Die richtige Materialauswahl bei den Gamaschen
Gamaschen bestehen meist aus Leder, Stoff oder auch Polyester. Spezielle Gamaschen für den Winter haben innen noch eine wärmende Isolationsschicht. Möchte man bei keiner Tour auf die Gamaschen verzichten, dann kann man auch entsprechendes Schuhwerk wählen, denen die Gamaschen bereits fest angebracht sind. Die optimale Gamasche verfügt über eine Abdeckleiste, hinter der sich ein Klettverschluss oder aber auch ein Reißverschluss verbirgt. An den Seiten befinden sich Gummizüge, die das Eindringen von Schmutz und Schnee verhindern und im Bereich des Stiefelschafts bündig abschließen.

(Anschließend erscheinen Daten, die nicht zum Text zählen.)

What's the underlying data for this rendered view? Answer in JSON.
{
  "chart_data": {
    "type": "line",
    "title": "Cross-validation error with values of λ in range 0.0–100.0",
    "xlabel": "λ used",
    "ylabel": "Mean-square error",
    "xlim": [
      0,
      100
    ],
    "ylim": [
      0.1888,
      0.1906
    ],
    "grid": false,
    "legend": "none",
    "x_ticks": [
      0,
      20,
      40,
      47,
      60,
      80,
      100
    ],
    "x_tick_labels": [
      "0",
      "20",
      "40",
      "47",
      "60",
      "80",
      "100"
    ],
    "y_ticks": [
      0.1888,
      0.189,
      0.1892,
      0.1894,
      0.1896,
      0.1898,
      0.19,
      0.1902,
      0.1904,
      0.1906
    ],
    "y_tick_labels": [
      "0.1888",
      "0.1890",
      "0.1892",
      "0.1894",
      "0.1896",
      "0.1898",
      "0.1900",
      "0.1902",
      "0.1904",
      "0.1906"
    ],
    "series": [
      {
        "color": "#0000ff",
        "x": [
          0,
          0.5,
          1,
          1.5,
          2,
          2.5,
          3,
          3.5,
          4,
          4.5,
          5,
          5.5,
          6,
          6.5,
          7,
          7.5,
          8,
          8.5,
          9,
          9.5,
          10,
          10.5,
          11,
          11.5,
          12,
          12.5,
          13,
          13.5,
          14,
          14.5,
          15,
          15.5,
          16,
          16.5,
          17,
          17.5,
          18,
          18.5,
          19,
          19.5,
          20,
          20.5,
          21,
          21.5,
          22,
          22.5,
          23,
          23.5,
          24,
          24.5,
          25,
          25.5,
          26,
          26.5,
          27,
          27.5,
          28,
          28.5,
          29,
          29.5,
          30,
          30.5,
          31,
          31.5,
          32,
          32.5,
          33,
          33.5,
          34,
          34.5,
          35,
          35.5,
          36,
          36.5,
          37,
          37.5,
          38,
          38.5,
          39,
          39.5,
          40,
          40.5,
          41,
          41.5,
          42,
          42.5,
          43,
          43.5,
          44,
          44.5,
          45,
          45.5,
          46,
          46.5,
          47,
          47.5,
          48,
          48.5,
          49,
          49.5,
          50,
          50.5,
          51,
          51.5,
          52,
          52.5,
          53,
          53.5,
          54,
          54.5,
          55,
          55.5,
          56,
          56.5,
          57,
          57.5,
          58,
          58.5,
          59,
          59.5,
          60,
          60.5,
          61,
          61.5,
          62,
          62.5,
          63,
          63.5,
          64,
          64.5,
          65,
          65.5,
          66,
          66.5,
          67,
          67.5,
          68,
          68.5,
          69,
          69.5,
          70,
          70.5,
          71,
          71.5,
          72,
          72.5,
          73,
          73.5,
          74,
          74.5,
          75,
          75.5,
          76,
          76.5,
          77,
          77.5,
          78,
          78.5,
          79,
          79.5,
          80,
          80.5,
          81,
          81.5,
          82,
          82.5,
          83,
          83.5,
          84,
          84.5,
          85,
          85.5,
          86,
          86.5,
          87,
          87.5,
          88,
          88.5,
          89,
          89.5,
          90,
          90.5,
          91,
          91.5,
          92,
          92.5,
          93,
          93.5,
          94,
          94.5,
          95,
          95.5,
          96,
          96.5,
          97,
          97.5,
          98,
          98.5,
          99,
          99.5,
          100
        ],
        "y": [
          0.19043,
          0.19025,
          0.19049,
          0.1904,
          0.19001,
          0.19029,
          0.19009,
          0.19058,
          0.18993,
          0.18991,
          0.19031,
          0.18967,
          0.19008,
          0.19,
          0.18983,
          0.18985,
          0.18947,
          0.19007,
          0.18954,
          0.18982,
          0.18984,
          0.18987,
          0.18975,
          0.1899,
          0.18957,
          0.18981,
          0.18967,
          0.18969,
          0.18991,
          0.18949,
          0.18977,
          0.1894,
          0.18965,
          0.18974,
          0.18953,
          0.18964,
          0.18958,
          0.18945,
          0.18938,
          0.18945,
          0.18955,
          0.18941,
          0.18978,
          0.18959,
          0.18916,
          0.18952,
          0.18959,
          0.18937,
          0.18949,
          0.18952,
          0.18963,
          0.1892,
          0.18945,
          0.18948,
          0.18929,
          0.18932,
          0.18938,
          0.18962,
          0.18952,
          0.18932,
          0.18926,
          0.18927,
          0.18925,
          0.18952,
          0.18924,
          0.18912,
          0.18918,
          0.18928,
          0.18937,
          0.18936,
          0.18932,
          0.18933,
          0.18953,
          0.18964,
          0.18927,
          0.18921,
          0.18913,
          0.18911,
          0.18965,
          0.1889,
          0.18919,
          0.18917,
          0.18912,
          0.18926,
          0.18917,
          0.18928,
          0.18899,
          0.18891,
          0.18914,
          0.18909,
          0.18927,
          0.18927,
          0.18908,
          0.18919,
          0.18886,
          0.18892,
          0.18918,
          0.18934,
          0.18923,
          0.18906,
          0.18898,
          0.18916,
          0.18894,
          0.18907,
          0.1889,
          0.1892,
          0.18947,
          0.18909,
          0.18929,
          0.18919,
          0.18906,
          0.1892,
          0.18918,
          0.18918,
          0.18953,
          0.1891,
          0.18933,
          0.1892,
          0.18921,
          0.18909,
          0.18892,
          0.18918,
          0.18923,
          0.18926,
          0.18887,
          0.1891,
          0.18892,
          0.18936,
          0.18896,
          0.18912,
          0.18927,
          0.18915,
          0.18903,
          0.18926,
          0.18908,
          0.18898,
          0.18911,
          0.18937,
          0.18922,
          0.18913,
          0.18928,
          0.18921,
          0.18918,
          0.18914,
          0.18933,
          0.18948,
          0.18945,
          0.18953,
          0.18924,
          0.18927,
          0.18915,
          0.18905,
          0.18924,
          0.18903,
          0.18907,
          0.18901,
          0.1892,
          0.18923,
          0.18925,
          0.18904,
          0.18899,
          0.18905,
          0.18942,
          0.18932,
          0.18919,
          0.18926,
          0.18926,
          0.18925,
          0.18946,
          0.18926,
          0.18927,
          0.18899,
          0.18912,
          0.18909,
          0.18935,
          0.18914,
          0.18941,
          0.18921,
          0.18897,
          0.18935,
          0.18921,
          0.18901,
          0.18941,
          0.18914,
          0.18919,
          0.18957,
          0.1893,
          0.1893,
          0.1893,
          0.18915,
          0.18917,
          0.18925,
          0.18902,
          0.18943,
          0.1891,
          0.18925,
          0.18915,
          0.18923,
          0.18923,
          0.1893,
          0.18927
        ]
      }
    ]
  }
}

Bewegungsfreiheit und Schutz in einem
Trotz allem sind die Gamaschen so gearbeitet, dass man keinerlei Einschränkungen beim Laufen befürchten muss. Ist man des Öfteren im Schnee unterwegs, empfiehlt es sich auf wasserabweisendes Material zu achten, sonst wirken die Gamaschen an den Füßen wie ein Schwamm, die das Wasser bzw. den Schnee aufsaugen. Zahlreiche Hersteller bieten die unterschiedlichsten Gamaschen für sämtliche Gelegenheiten an. Ein umfassender Vergleich ist vor dem Kauf unbedingt ratsam.